Endo-peroxide H2 (PGH2)
Among other prostanoids, endo-peroxide H2 (PGH2) triggers a cutaneous response that is
similar to the PGE2 response, but this may be because the effect is actually caused by the prostaglandins that form their own degradation products. Indeed, injecting a similar synthetic, non-degradable product leads to very slight vasodilation, most likely due to the axon reflex caused by needle trauma.
Prostacyclin PG12
Prostacyclin PG12 increases microcirculation flow and seems to improve the condition of patients suffering from Raynaud's disease by reducing the frequency and duration of attacks.
It is not easy to draw conclusions from this complex picture regarding the role that eicosanoids play in triggering the changes that occur in the microcirculation system when the cutis is inflammed.
The vasodilating and edemigenous effects of PGE1 and PGE2 are undoubtedly important, however the ability of these prostaglandins to potentiate the effect of
other mediators, together with their long lasting action and the absence of tachyphylaxis are even more important. This is likely why they are among the autacoids which are most often responsible for phlogistic vascular alterations.
PGD2 is less effective, but since it is the main product of the cyclo-oxygenase pathway in human mastocytes, it has been linked to allergicreactions of the cutis. With regards to PGF2a and endoperoxides, they seem to have an antagonistic effect on prostaglandin E and D induced vasodilation, whereas PG12 is a powerful vasodilator. Sulfide-leukotrienes increase the flow rate and cause edema, however their effects are short-lasting and lead to tachyphylaxis.

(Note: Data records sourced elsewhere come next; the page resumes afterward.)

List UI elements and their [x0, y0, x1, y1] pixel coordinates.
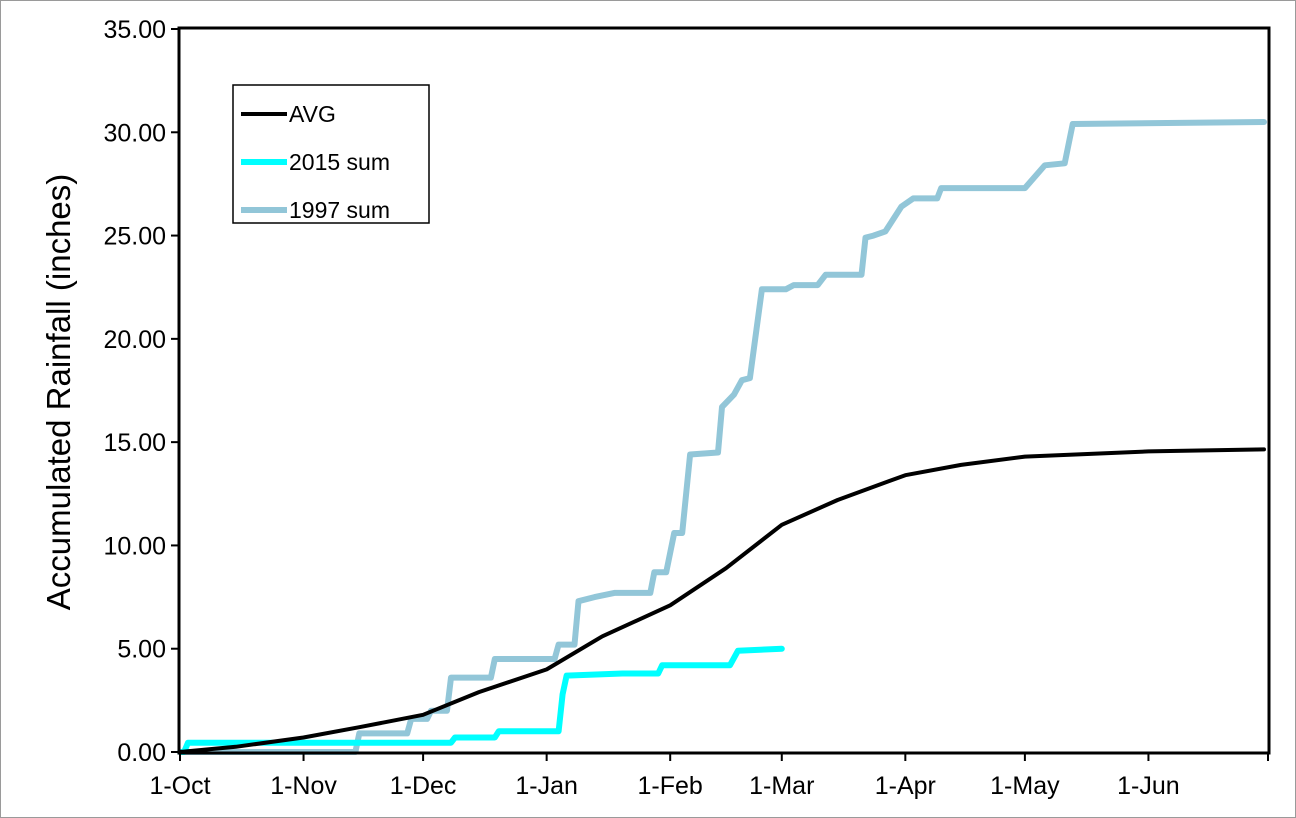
series-line-2015-sum: [177, 645, 785, 755]
x-tick-label: 1-Jan: [515, 772, 578, 800]
y-tick-label: 5.00: [117, 636, 166, 664]
y-tick-label: 10.00: [103, 532, 166, 560]
x-tick-label: 1-Oct: [149, 772, 210, 800]
y-tick-label: 35.00: [103, 16, 166, 44]
y-tick-label: 30.00: [103, 119, 166, 147]
x-tick-label: 1-Feb: [638, 772, 703, 800]
series-line-avg: [178, 447, 1266, 754]
y-tick-label: 0.00: [117, 739, 166, 767]
y-tick-label: 15.00: [103, 429, 166, 457]
x-tick-label: 1-Apr: [875, 772, 936, 800]
y-tick-label: 25.00: [103, 223, 166, 251]
legend: AVG 2015 sum 1997 sum: [232, 84, 430, 224]
x-tick-label: 1-Nov: [270, 772, 337, 800]
series-layer: [177, 119, 1267, 755]
plot-area-border: [177, 26, 1271, 755]
legend-label-1997-sum: 1997 sum: [289, 197, 390, 223]
series-line-1997-sum: [177, 119, 1267, 755]
y-ticks: 0.00 5.00 10.00 15.00 20.00 25.00 30.00 35.00: [103, 16, 180, 767]
y-axis-title: Accumulated Rainfall (inches): [40, 174, 77, 611]
x-tick-label: 1-Jun: [1117, 772, 1180, 800]
legend-box: [232, 84, 430, 224]
x-ticks: 1-Oct 1-Nov 1-Dec 1-Jan 1-Feb 1-Mar 1-Apr 1-May…: [149, 752, 1269, 800]
x-tick-label: 1-May: [990, 772, 1060, 800]
legend-label-2015-sum: 2015 sum: [289, 149, 390, 175]
x-tick-label: 1-Mar: [749, 772, 814, 800]
legend-label-avg: AVG: [289, 101, 336, 127]
y-tick-label: 20.00: [103, 326, 166, 354]
x-tick-label: 1-Dec: [390, 772, 457, 800]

Therefore, although the vessel modifications they cause are similar to the ones caused by acute phlogistic reactions, they will likely not be a determining factor in long
term inflammatory alterations. It is believed that the effects of other products of the lipooxygenase pathway, such as LTB4 and 12-HETE, which both induce delayed edema and erythema, are actually the result of chemotaxis.
Conclusions
Although these experimental data suggest that eicosanoids are involved in cutaneous inflammation, currently available evidence is still somewhat controversial. This may be pointed out by two examples: firstly by the fact that when cutis inflammation is caused by UVB exposure, the mediator level does not seem to be correlated to the degree of erythema, and secondly, by the observation that cyclooxygenase inhibitors boost the allergic reactions of the cutis.